Не замечая высокого ветра, погонщика облаков, она заглянула в самые его глаза.
— Действительно, глупые, — согласился с ней Примат, только что браво умничающий о чужой смерти, и обняв ее за плечи, изменил скорость ее шагов и содержание походки. А скорость, как известно, влияет на мысли.
17. Восьмой день на планете обезьянн.
— Врешь! Серьезно?! Дела… Засада, говорю… Ну да, не только… Конечно… Понятно… Ты там смотри, оглядывайся почаще… Да, как его, жилетку не снимай… Да… По дереву… Именно… Тьфу на тебя… Угу… Ага… Счастливо…
Возгласы помощника адресованы в телефонную трубку, но слышны всем, однако Шимпанзун не придала им значения. Можество возгласов, вопросов и приказаний носятся по посту, и поэтому ухо ловит, а внимание выделяет лишь нужные ей. Разумная достаточность, здесь каждый обособлен кругом своих обязанностей и старается не осложнять службы себе и другим. Но следующие слова не могли не насторожить ее.
— Ну и дела! — бросив трубку и отвечая на вопросительный взгляд дежурного, продолжил восклицания помощник. — Собрались с другом на рыбалку, договорились обо всем, а вчера его запрягли гуманитарную помощь чихакам везти. С аэродрома звонил, грузится.
— А где он служит? — спросил тот самый, весной приравненный к планктону лейтедрил.
— Пехтмур он местный, здесь рядом ихняя шарашка. Видел, наверное, ворота с якорями? Как к нам идти, слева от дороги.
— Угу, — кивнул дежурный, — значит, служба их опасна и трудна?
— Да, — кивнул и помощник, — знаешь, куда клюнет, но не знаешь, когда.
— А у нас вся жизнь такая, — соглашаясь скорее с механикой поклевки, а не причисляя себя к назначеным в герои, снова кивнул дежурный, — в общем кто на что учился.
Теперь кивнули оба, задумавшись каждый об одном и том же — о неравномерности распределения тяжестей службы по комадрильским мицам и солдатским лямкам, и зависимости этого распределения от учебы, службы, судьбы, везения и блата. А у Шимпанзун от услышанного и несложной догадки похолодели ноги, кровь вдруг перестала двигаться в них быстро, осталась в теле и прилила к голове. Но она современная обезьянна и симптомы обморока ей неизвестны, а задумчивая пауза в болтовне двух умничающих дрилов полностью привела ее в чувство и вернула ощущение реальности происходящего, а так же способность воспринимать действительность такой, как она есть или близко к этому.
— А когда они вылетают? — выйдя из-за планшета задала она спокойный вопрос, при этом слыша себя как бы со стороны и понимая, что шутки в ответ не будет.

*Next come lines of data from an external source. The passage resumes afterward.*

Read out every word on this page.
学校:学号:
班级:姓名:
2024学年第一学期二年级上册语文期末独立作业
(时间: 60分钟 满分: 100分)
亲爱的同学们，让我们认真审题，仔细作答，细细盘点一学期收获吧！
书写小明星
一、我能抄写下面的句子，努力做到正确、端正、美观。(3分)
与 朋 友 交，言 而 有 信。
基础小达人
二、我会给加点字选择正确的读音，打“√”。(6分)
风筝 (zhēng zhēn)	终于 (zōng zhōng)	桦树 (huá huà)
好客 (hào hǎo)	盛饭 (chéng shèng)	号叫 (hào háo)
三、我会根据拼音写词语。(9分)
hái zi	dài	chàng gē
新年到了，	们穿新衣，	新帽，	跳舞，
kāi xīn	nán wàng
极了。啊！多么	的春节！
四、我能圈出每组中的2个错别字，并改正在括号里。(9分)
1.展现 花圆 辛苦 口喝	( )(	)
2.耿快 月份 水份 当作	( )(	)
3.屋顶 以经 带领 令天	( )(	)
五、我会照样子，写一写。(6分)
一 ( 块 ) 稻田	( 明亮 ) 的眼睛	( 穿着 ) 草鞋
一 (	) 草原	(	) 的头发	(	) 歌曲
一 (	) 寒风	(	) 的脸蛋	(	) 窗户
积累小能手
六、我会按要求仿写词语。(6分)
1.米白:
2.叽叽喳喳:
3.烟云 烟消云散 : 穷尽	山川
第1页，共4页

— Ближе к обеду, если добро дадут, — ответил внимательный помощник. — А что?
— А с какого аэродрома ваш товарищ звонил? — задала она второй спокойный вопрос, не обратив внимания на 'А что?'. Сейчас вопросы задает она.
— Да с нашего, с третьего Обезьяннска, — не меняя вопросительного взгляда, ответил почувствовавший серьезность мичудрил.
— Вы меня не опустите сейчас? — без паузы обратилась Шимпанзун к дежурному, которого она как-то весной назвала фитопланктоном. — Очень нужно.
— Прямо сейчас? — перетек из одной задумчивости в другую дежурный, но и он тоже почувствовал нестандартную серьезность. — А в связи с чем?
— В связи с кем, — посчитал нужным пояснить не только мудрый, но и догадливый помощник. Шимпанзун промолчала.